For Related Professionals: Behaviorism 101




Many times when I am working with a family their child is involved in multiple therapies. I would actually be quite surprised to have a client who receives ABA therapy, and nothing else.

These other therapies can include speech therapy, occupational therapy, social skills playgroups, hippo-therapy, physical therapy, and many, many more. Not to mention the multiple teachers and paraprofessionals at school the child comes into contact with. Sometimes  I get the opportunity to meet and connect with the various professionals and sometimes I do not. When I do get the chance I always am grateful for it. It is always beneficial to talk to other professionals who work with your client.

When I meet with these professionals they usually ask me questions about behavior: How do I get the child to sit and attend during teaching trials? How often should I reinforce behaviors? Is the child this aggressive at home? Does the child respond to one-step directions with you? 

If you work with a child with Autism as a therapist, teacher, nanny, baby sitter, etc, I hope you find this post helpful. These are simple tips to know and be aware of so you can understand behavior management.

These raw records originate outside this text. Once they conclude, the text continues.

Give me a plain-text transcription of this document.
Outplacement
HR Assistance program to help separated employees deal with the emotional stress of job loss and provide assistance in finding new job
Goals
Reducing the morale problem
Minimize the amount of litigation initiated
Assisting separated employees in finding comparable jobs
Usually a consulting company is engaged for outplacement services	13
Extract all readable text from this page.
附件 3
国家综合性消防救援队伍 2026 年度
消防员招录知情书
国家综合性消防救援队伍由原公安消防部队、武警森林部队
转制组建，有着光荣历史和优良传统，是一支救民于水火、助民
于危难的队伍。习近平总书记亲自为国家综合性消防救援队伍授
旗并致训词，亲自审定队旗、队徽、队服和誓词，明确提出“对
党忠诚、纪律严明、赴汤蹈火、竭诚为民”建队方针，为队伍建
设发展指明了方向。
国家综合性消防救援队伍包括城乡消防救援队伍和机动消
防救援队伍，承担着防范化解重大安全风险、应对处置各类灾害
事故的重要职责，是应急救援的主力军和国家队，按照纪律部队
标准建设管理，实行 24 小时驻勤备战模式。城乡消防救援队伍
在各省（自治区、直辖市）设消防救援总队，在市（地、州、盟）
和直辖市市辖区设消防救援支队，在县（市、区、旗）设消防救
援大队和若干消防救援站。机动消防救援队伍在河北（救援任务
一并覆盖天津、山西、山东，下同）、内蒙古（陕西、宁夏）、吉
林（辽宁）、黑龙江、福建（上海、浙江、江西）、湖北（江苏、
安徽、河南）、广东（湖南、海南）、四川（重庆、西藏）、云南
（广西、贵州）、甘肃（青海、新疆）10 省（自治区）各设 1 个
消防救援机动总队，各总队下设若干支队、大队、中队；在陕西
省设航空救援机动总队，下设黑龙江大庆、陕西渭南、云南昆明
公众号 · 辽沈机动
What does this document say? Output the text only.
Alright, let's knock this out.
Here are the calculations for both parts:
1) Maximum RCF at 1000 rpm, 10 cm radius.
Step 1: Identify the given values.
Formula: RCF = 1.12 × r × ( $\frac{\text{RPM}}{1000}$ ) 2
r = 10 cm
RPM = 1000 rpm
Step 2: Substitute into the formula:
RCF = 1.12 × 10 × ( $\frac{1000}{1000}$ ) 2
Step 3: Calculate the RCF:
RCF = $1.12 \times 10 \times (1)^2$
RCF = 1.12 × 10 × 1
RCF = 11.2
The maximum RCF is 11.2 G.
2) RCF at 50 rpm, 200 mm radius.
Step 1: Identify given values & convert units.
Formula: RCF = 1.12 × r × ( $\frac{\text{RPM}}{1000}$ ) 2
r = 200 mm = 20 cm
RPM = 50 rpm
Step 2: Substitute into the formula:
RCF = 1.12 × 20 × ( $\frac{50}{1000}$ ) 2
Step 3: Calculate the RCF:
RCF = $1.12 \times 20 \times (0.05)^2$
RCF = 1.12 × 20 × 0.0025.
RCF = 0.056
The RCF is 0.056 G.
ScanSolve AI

  1. Understand the ABC's of behavior. This is your "detective tool kit" to methodically locate the function of any behavior. A=antecedent, B=behavior, and C=consequence. The antecedent means "what happened before the behavior", and the consequence means "what happened after the behavior". For example, if every time you arrive at the house to begin a session (antecedent), the child begins to cry and run away from you (behavior), and you then spend several minutes chasing the child through the house to have them begin working (consequence), then it is very likely the function of the behavior is escape from demand. To correct the behavior, you would find a new behavior that serves the same purpose. Such as teaching the child to communicate that they need a short break before beginning work.
  2. Learn what incompatible behaviors are, and use them. An incompatible behavior is simply a behavior that the child cannot do at the same time as the target behavior. For example, if you are working with a child at a table and the child  knocks the materials onto the floor a simple incompatible behavior is to have the child place their hands in their lap when you are putting out stimuli. If their hands are busy they have no opportunity to knock things onto the floor.
  3. Consistency! Being inconsistent in your reactions to the child's behaviors is equivalent to intermittent reinforcement. By "sometimes" being firm, and "sometimes" letting things go, you are intermittently reinforcing the behavior which will cause it to increase. Decide what behaviors are unacceptable and have the same reaction every single time.
  4. Understand reinforcement. Reinforcement is a way to increase behaviors you want to see again. If the child does something appropriate, give them a smile, hug, high five, tickle, etc.  Reinforcement is a powerful way to shape behavior and also has the added benefit of making the child more interested in spending time with you. Over time you will become reinforcing to the child because in the past you have delivered reinforcement.
  5. Always finish out a demand. Do not give any demand to the child that you are not prepared to prompt if necessary. If the child is across the room playing don't call out to them "Come sit down" unless you are willing to go and get them if they do not comply. A mistake I see often is a therapist arrives at a child's home and the child is tired or in a bad mood. The therapist then says to the parent "He/she doesn't want to work today, so I'm going to leave because the session would just be a bust". The next time that therapist shows up at the house, the child will just repeat the behavior to get them to leave again. Don't back down from demands or let a child escape from a demand.
  6. Fill the child's time with activities. Children with significant Developmental Delays need active engagement and teaching throughout the day to remediate global deficits. In a typical session, multiple skills are covered at a brisk pace. Therapy isn't playtime; we have a lot to do. Keeping the child busy and engaged doesn't leave much time for exhibiting problem behaviors.